4 posts tagged “self-sabotage”
Er. Yes. I guess that's all I have to say. I have a lot to do, and it's making me a tiny bit unhappy. As of 6/26/07, 6:48 p.m., it is not yet done.
For the next few weeks I'll be in an undisclosed location doing undisclosed work for an undisclosed company. The location is not California, Illinois, Wisconsin, Massachusetts or Europe; it is somewhere else. Internet access has been dicey, but I think I've found a solution, after 48 fruitless and panicky hours. Now that I've solved that problem, I owe my graduate program an edited journal issue; my advisors, two term papers and a thesis; my undisclosed employer, many hours of labor; seventypes, a position on vegetarianism and ethics; the rest of you, a gloss on the survey results. Those are in random order up to "employer."

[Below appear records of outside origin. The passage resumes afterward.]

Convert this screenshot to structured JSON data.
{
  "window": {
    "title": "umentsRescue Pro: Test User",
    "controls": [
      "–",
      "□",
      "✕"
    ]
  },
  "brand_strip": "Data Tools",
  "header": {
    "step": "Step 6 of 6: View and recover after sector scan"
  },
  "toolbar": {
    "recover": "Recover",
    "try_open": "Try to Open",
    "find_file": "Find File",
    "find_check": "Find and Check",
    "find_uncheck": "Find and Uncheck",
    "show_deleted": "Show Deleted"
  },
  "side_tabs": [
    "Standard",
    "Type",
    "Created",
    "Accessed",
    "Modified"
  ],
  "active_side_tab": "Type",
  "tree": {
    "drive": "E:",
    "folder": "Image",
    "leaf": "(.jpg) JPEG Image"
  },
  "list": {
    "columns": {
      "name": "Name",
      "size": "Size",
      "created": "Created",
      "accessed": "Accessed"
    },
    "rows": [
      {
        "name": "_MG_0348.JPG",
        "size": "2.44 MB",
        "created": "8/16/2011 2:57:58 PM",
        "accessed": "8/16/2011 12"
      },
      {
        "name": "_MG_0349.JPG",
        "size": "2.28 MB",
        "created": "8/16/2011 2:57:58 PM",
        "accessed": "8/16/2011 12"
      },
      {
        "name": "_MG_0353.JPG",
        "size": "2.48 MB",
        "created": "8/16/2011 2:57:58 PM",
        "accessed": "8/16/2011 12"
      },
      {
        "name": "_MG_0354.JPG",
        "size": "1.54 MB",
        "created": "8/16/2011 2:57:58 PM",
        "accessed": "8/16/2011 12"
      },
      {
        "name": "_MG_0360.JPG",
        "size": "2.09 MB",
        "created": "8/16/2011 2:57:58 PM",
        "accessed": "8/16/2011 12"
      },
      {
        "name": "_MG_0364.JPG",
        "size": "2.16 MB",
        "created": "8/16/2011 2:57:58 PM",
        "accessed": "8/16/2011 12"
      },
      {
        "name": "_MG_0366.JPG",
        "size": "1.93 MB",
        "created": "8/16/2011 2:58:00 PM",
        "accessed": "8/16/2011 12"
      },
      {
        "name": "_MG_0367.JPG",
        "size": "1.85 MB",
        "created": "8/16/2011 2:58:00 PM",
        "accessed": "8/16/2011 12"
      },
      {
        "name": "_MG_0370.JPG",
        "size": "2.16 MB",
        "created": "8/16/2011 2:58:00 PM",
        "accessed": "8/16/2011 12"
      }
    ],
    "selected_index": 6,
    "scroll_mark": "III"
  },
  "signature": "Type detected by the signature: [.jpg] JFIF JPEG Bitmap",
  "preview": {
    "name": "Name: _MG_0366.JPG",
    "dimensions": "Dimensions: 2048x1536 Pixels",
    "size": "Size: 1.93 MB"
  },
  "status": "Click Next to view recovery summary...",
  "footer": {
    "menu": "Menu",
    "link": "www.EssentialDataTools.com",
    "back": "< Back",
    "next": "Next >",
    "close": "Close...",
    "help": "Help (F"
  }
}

My brain is toast. I spent several days writing a thesis draft like a maniac; halfway through it I realized it had as much coherence and insight as the products of a typical manic episode, but I had to turn it in anyway— and I don't know what dire entity has been draining my wisdom and energy this semester, but it's fucking merciless. I've owed phone calls or emails to friends for months, I haven't been riding my bike, haven't been taking the calcium, haven't been writing much of anything. But I really shouldn't go into it: these stress-engendered litanies take on a life of their own, poisoning everyone with fear and lowered expectations. Expect the world from me! Expect brilliance! Expect a complete recovery! Expect defeat to shrivel! Expect infrequent posts, anyway.
Episode n: Saving the Bus Fare
1. I walk to the bus stop with a backpack full of library books. No bus. Nice day; I'll walk to campus. I pocket the $1.75 and start walking.
2. I walk past an Indonesian restaurant. Oseng-Oseng Tempeh! I quietly do the Oseng-Oseng Tempeh dance, in my heart, and make secret heart-plans to eat some soon.
3. I walk past Eastwind Books of Berkeley, and pause to look at the sale cart. It is at this point that I make a really fatal discovery: I always assumed this place sold only goofy "wisdom of the East" paraphernalia, incense, silky sweatshop clothes, etc., but it turns out to be chock full of East Asian and Asian-American literature, history books, language texts, etc.
2. I leave Eastwind Books with copies of Dialogues in Paradise and Commons, having put in an order for Blue Light in the Sky & Other Stories. I am too ashamed— and even a bit frightened— to look at the extensive clearance shelves.
5. I learn to count again. It is now Three PM.
6. I get to the library and am tired and thirsty. I buy an espresso, a "Juice Squeeze," and a Luna bar.
7. I discover the bus fare in my pocket.
8. The library is packed with students. Berkeley was heavily oversubscribed this year to begin with. I get the books I came for and go home.
9. I walk past two people in dialogue. One of them is saying, "I should have made it clearer that it was a short story and not a blog entry." This is a blog entry.
10. I begin thinking about the tempeh again.
I'm still unable to give a proper definition in my research paper, but the Google results for gnoseology made me pretty happy. Being momentarily face-to-face with a gilded flicker also made me pretty happy. So you probably think that, overall, I'm pretty happy, but I'm not sure. Sleepiness is interfering with my ability to monitor these things. And I've been having epically ridiculous paper-writing adventures, which are not yet over, for reasons surely connected to my tendency to pick paper topics like "use of figurative language in Romantic poetry, and its relation to consciousness and history."